The importance of vegetation in urban areas has long been recognised. For example, vegetation provides shading, evaporative cooling and rainwater interception. It has a strong influence on a number of factors including energy demand, air quality and noise pollution, biodiversity, mitigation of the urban heat island effect (UHI), human health and wellbeing.
Quantifying tree canopy cover has been identified by many authors to be one of the first steps in the management of the urban forest. As author of Planning the Urban Forest, James Scwab, attests” The first step in reincorporating green infrastructure into a community’s planning framework is to measure urban forest canopy and set canopy goals”.
Classification of the 7939 random points across the city estimated Oxford to have over 21% of canopy cover (trees, woodland, shrubs) and over 48% green cover (areas including grass etc). This estimate provides a baseline for tree canopy cover of 21.4%, with 95% confidence intervals.
A full list of the canopy cover by Ward is given below, giving percentage ground cover estimates for each land use category.
On a ward by ward basis, canopy cover ranges from 11.4% to 30%. Canopy cover was highest in Headington and Headington Northway at 29 and 30 per cent respectively. Canopy cover was lowest in Lye Valley and Jericho Osney at 11.4 and 13 per cent.

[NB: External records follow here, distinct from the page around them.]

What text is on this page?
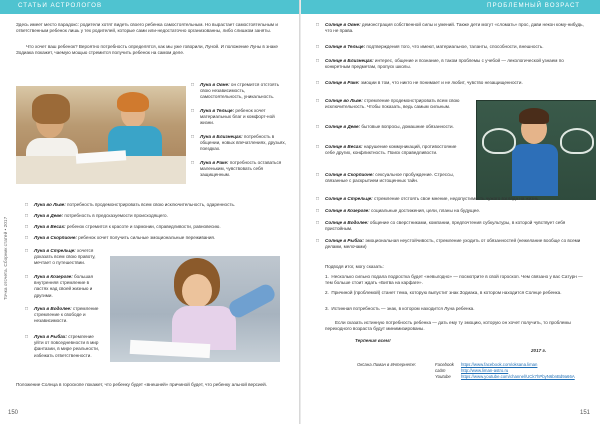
СТАТЬИ АСТРОЛОГОВ
Здесь имеет место парадокс: родители хотят видеть своего ребенка самостоятельным. Но выраcтает самостоятельным и ответственным ребенок лишь у тех родителей, которые сами или-недостаточно организованны, либо слишком заняты.
Что хочет ваш ребенок? Вероятно потребность определятся, как мы уже говорили, Луной. И положение Луны в знаке Зодиака покажет, чаемую мощью стремится получить ребенок на самом деле.
□ Луна в Овне: он стремится отстоять свою независимость, самостоятельность, уникальность.
□ Луна в Тельце: ребенок хочет материальных благ и комфорт-ной жизни.
□ Луна в Близнецах: потребность в общении, новых впечатлениях, друзьях, поездках.
□ Луна в Раке: потребность оставаться маленьким, чувствовать себя защищенным.
□ Луна во Льве: потребность продемонстрировать всем свою исключительность, одаренность.
□ Луна в Деве: потребность в предсказуемости происходящего.
□ Луна в Весах: ребенок стремится к красоте и гармонии, справедливости, равновесию.
□ Луна в Скорпионе: ребенок хочет получить сильные эмоциональные переживания.
□ Луна в Стрельце: хочется доказать всем свою правоту, мечтает о путешествии.
□ Луна в Козероге: большая внутренняя стремление в ластях над своей жизнью и другими.
□ Луна в Водолее: стремление стремление к свободе и независимости.
□ Луна в Рыбах: стремление уйти от повседневности в мир фантазии, в мире реальности, избежать ответственности.
Положение Солнца в гороскопе покажет, что ребенку будет «внешней» причиной будет, что ребенку альной версией.
150
Точка отсчета. Сборник статей • 2017
ПРОБЛЕМНЫЙ ВОЗРАСТ
□ Солнце в Овне: демонстрация собственной силы и умений. Также дети могут «сломать» прос, дави некон кому-нибудь, что не права.
□ Солнце в Тельце: подтверждения того, что имеют, материальное, таланты, способности, внешность.
□ Солнце в Близнецах: интерес, общение и познание, в таком проблемы с учебой — лекологической узнаем по конкретным предметам, пропуск школы.
□ Солнце в Раке: эмоции в том, что никто не понимает и не любит, чувство незащищенности.
□ Солнце во Льве: стремление продемонстрировать всем свою исключительность. Чтобы показать, ведь самым сильным.
□ Солнце в Деве: бытовые вопросы, домашние обязанности.
□ Солнце в Весах: нарушение коммуникаций, противостояние себе других, конфликтность. Поиск справедливости.
□ Солнце в Скорпионе: сексуальное пробуждение. Стрессы, связанные с раскрытием истощенных тайн.
□ Солнце в Стрельце: стремление отстоять свое мнение, недопустимость чужого взгляда на жизнь.
□ Солнце в Козероге: социальные достижения, цели, планы на будущее.
□ Солнце в Водолее: общение со сверстниками, компании, предпочтения субкультуры, в которой чувствует себя пристойным.
□ Солнце в Рыбах: эмоциональная неустойчивость, стремление уходить от обязанностей (нежелание вообще со всеми делами, мелочами)
Подводя итог, могу сказать:
1.  Несколько сильно подала подростка будет «невыгодно» — посмотрите в свой гороскоп. Чем связано у вас Сатурн — тем больше стоит ждать «Битва на карфаге».
2.  Причиной (проблемой) станет тема, которую выпустит знак Зодиака, в котором находится Солнце ребенка.
3.  Истинная потребность — знак, в котором находится Луна ребенка.
Если сказать истинную потребность ребенка — дать ему ту эмоцию, которую он хочет получить, то проблемы переходного возраста будут минимизированы.
Терпения всем!
2017 г.
Оксана Лиман в Интернете:	Facebook https://www.facebook.com/oksana.liman
сайт	http://www.liman-astro.ru
Youtube https://www.youtube.com/channel/UCk7hPbyN6bnBd9a66A
151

Following this study, it was recommended that Oxford repeats and monitors aerial image analysis of canopy cover on a 5-10-year basis across Oxford and within its wards. We also recommended that Oxford work towards obtaining, drawing or calculating more detailed canopy cover maps that can be used within a GIS system to observe other trends and patterns. Data collected for this canopy cover assessment is now being used to inform a wider i-Tree Eco study on the city of Oxford in efforts of moving towards this goal, which is due to be released soon.